Where Lies the Blame?

Eighty-five priests lay dead. All innocent. All slaughtered by Doeg. But he wasn’t through. Hotfooting it to the victims’ hometown, “He also put to the sword Nob, the town of the priests, with its men and women, its children and infants, and its cattle, donkeys and sheep” (1 Samuel 22:19 NIV).

The massacre was set in motion with a lie by–of all people–David. Fleeing again from his irrational father-in-law, he had gone into the tabernacle at Nob. David convinced Ahimelech, the priest, that the king had sent him in haste on a secret mission.

Willing to lend a helping hand, the trusting priest gave David what he had available. No harm would have been done if there had not been a malicious eyewitness.

For some reason, the king’s top herdsman was also in the sanctuary that day. As if it were a get-out-of-jail card, Doeg kept what he had seen and heard for an opportune time. That was not long in coming.

Years earlier King Saul began deceiving himself  with a lie of his own making: that his son and son-in-law were out to get him. There was no evidence of it. Quite the opposite, in fact. Nevertheless, Saul’s tormented mind continually fueled his conspiracy lie. Once, during a woe-is-me mood, the king enlarged the fabrication to include his closest officials:

For all of you have conspired against me so that there is no one who discloses to me when my son makes a covenant with the son of Jesse, and there is none of you who is sorry for me or discloses to me that my son has stirred up my servant against me to lie in ambush, as it is this day” (1 Samuel 22:8 NASB).

Whether Doeg construed this as a do-or-die moment or a fleeting chance to suck up to the king, he played his card:

Then Doeg the Edomite, who was standing with Saul’s officials, spoke up: “I saw the son of Jesse meet with Ahimelech son of Ahitub, in Nob. I saw Ahimelech pray with him for God’s guidance, give him food, and arm him with the sword of Goliath the Philistine” (1 Samuel 22:9-10 MSG).

When all eighty-five priests were brought to the enraged king, Ahimelech protested his innocence. At any point Doeg could have vouched for  the priest, but he did not. Instead, he carried out Saul’s command to kill the whole lot of them. Then on to Nob with his bloody sword for genocide! But there was a survivor.

Somehow Abiathar, a son of Ahimelech, escaped the massacre and found David. Receiving the heart-wrenching news, he took the blame:  “Then David said to Abiathar, “I knew on that day, when Doeg the Edomite was there, that he would surely tell Saul. I have brought about the death of every person in your father’s household” (1 Samuel 22:22 NASB).

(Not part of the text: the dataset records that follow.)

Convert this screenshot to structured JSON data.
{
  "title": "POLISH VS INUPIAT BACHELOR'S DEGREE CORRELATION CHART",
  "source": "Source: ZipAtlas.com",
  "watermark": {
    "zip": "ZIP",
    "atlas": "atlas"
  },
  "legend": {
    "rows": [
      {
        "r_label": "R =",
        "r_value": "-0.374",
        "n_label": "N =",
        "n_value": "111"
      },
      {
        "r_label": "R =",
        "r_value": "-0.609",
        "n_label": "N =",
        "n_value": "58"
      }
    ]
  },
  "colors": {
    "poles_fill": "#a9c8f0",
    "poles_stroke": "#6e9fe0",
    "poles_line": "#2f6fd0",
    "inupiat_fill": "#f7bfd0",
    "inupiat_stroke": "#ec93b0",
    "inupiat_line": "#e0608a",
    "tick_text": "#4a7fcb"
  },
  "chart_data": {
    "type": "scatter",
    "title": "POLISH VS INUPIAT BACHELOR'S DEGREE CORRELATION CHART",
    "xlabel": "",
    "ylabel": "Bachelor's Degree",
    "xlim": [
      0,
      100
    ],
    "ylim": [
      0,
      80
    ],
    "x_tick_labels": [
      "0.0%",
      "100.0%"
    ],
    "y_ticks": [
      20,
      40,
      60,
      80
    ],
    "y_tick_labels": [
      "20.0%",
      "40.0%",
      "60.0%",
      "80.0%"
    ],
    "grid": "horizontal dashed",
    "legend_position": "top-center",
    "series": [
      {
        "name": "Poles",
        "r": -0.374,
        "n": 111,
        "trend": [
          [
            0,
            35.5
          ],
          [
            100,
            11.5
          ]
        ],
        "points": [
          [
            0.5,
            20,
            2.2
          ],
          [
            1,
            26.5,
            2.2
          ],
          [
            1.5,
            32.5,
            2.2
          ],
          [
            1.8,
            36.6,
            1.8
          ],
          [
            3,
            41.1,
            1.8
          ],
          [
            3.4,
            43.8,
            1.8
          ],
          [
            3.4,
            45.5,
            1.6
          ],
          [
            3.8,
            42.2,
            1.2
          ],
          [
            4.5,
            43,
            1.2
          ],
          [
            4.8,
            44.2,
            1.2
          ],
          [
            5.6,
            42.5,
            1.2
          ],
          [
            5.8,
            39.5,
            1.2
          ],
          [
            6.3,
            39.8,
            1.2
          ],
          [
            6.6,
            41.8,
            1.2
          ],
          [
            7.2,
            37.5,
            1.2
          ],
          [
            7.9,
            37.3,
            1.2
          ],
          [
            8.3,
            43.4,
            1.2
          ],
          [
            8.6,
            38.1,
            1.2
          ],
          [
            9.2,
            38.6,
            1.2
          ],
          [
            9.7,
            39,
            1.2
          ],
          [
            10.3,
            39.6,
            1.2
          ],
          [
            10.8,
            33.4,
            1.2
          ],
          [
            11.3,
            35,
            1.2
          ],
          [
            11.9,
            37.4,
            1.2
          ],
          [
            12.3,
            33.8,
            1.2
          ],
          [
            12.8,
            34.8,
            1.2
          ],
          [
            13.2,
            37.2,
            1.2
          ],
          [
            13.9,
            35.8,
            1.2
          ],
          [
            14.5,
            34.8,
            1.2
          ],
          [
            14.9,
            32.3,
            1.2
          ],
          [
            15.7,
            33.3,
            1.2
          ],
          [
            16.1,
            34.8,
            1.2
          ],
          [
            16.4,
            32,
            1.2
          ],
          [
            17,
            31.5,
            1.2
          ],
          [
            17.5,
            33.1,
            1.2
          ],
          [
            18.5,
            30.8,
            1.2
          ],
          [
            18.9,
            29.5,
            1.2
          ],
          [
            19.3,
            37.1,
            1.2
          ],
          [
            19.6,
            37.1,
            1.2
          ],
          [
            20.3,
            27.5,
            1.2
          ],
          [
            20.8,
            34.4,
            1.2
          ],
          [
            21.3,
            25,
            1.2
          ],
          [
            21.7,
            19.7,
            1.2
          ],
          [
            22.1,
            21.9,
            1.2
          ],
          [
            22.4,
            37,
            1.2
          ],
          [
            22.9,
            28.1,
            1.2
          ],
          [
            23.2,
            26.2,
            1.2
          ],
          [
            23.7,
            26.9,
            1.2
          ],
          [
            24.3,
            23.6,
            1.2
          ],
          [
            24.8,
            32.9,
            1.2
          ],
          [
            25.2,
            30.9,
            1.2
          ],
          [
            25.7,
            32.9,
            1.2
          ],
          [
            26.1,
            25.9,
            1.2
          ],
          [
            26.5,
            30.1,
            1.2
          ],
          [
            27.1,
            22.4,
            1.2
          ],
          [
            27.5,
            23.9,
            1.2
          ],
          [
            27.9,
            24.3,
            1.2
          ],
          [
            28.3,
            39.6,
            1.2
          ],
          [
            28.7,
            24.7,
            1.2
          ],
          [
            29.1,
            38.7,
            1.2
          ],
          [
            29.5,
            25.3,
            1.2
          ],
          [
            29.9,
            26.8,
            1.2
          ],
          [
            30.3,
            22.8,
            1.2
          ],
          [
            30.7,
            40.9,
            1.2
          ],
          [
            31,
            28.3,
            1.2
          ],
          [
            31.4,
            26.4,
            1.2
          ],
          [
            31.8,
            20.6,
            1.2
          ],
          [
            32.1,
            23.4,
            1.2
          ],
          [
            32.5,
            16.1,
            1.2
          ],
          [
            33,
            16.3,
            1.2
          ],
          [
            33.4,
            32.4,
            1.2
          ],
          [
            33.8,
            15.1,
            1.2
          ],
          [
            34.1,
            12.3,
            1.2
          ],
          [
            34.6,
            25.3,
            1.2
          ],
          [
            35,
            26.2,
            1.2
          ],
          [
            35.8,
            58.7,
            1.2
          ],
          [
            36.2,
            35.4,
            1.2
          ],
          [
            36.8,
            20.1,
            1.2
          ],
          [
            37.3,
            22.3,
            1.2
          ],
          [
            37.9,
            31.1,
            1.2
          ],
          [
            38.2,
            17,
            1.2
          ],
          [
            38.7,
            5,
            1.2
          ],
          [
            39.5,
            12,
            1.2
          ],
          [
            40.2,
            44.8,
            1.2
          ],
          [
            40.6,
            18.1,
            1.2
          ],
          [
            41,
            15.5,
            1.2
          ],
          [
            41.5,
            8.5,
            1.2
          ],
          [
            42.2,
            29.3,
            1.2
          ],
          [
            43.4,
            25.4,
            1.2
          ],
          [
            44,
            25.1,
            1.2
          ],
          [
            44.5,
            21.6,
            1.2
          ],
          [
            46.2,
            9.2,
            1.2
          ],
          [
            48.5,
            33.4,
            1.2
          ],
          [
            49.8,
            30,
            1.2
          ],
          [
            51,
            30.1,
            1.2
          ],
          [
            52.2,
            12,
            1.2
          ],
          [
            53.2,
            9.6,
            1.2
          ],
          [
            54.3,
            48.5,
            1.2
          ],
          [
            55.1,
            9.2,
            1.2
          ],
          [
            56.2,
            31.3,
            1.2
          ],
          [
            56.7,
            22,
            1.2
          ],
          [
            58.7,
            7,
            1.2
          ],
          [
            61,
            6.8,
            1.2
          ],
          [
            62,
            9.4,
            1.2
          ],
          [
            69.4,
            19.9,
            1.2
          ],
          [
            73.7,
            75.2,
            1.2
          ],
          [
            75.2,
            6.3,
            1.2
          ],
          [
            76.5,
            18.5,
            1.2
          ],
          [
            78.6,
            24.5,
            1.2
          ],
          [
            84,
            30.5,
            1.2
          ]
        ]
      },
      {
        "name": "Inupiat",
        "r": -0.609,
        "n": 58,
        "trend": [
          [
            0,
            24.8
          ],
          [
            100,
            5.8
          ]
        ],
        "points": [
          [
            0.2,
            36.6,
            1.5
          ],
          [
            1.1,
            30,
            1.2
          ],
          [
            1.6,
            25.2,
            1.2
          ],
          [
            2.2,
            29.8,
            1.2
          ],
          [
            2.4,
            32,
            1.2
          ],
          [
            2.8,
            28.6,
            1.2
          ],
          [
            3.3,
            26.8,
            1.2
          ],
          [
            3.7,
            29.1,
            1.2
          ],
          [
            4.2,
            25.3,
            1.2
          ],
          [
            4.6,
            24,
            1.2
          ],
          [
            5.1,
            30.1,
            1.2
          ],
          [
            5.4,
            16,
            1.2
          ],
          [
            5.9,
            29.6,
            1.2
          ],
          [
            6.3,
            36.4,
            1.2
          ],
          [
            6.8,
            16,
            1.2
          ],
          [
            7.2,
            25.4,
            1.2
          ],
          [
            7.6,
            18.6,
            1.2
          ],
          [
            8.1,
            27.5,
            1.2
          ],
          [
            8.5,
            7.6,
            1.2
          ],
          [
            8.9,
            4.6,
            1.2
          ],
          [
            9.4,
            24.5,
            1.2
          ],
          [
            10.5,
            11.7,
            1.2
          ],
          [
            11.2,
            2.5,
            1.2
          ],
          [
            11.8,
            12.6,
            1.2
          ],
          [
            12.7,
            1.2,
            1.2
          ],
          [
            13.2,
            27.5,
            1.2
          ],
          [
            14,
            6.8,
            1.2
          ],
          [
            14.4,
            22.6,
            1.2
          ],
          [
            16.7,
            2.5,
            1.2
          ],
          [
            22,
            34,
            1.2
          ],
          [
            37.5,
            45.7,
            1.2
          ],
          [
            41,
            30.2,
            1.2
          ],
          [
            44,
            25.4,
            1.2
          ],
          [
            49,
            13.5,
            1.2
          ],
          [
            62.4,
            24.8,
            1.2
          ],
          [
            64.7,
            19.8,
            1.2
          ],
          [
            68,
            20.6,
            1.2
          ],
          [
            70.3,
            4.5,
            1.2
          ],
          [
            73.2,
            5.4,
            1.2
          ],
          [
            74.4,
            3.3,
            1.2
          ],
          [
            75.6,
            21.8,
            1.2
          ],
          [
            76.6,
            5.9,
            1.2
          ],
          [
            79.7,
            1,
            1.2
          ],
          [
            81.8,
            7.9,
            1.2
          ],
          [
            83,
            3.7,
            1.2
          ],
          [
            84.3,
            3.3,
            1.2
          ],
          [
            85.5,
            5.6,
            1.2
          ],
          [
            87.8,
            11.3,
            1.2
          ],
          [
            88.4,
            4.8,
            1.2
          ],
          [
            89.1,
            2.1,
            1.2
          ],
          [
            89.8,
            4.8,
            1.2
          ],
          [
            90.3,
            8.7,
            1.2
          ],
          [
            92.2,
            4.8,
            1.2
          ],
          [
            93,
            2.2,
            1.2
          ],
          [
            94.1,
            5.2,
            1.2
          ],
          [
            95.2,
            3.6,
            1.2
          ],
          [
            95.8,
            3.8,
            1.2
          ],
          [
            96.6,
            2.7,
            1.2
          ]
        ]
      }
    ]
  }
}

Is it any wonder that Solomon, David’s future son, would someday include in his wisdom sayings:

Here are six things God hates, and one more that he loathes with a passion: eyes that are arrogant, a tongue that lies, hands that murder the innocent, a heart that hatches evil plots, feet that race down a wicked track, a mouth that lies under oath, a troublemaker in the family (Proverbs 6:16-19 MSG).